A shirt was brought and I returned to the bunk with a towel on my nose. The medic was called to look at my cut. To add even further embarrassment to humiliation, I knew him. He is married to a college friend. He said I didn’t need any stitches but we weren’t talking about sewing up the tatters of my dignity, so what did he know? I requested cartoon band-aids to wear across the bridge of my nose and under my sunglasses for the bike ride on Sunday, but he said he had none. Things just kept getting worse.
After an hour or so spent icing and doing Stuart Smalley-like affirmations in the bathroom mirror, I dressed for services.
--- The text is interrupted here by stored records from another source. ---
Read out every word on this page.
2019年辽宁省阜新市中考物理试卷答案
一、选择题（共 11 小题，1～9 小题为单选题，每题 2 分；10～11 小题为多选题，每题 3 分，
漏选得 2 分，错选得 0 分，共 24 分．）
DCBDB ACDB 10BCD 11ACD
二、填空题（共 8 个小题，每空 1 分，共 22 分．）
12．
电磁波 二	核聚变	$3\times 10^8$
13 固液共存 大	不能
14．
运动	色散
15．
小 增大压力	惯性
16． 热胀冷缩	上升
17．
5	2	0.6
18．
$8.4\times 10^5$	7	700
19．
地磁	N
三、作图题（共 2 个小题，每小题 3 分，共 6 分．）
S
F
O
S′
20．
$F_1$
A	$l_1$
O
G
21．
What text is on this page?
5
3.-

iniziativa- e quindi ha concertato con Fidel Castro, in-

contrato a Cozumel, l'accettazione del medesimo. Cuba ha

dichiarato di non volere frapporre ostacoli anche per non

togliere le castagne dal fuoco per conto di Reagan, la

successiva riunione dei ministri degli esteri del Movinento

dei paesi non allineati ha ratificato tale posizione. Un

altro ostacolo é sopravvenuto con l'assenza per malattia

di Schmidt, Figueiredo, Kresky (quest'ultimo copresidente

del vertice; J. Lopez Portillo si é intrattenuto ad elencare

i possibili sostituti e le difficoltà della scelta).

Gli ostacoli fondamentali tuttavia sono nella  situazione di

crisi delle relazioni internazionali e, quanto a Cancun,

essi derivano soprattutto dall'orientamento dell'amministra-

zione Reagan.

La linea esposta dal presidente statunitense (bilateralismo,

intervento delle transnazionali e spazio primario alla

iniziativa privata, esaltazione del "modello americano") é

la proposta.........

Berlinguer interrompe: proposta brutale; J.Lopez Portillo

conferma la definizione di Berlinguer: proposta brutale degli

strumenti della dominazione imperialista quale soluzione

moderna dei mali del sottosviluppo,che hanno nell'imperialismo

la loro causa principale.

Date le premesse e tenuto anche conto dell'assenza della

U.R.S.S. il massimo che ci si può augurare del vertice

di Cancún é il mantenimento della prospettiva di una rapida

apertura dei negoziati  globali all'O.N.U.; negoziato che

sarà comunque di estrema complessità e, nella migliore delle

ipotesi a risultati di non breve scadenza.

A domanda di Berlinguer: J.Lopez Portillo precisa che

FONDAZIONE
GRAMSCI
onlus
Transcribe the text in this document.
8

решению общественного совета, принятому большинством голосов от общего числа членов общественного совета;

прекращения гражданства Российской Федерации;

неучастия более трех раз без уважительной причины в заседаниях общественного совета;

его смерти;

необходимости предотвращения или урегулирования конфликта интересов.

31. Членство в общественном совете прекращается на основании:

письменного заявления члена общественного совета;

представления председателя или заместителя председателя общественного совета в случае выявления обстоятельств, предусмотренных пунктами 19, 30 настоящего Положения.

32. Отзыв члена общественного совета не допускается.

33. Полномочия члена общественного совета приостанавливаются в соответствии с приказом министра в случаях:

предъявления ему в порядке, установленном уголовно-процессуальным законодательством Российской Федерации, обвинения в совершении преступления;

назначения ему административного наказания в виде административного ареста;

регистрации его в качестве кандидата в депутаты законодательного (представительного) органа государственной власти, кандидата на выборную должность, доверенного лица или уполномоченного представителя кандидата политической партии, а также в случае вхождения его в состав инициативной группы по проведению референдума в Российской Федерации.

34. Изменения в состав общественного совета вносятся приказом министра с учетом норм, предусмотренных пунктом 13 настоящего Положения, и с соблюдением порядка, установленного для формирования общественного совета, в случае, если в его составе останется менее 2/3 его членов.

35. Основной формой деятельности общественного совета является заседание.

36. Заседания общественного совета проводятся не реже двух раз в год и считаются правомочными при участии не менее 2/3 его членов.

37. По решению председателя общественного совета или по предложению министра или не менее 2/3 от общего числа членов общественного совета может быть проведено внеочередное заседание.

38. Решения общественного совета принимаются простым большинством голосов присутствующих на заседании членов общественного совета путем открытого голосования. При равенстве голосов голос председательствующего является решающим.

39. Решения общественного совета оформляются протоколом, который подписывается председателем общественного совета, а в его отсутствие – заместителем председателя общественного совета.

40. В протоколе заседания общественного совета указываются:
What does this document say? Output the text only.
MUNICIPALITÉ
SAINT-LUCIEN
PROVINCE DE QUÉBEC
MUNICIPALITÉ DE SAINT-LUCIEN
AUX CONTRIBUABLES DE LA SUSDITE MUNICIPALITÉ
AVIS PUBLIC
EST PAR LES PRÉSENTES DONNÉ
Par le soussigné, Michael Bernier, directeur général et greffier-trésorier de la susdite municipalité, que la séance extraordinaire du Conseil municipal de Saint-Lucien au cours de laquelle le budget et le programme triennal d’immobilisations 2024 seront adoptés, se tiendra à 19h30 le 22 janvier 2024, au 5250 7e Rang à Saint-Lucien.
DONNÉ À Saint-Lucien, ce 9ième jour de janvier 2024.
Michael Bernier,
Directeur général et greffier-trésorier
I had my choice of three different kinds- Orthodox, egalitarian and Jewish Renewal. None interested me. I had no desire to pray to a G-d who would steal my top and bludgeon me while I tried to perform a ritual. But the schedule listed a fourth option- cocktails. Like Goldilocks stumbling onto the perfect bowl of porridge, this one felt just right. After my failed mikvah, I needed spirits, not spirituality.
*Name has been changed to protect the slippery-fingered.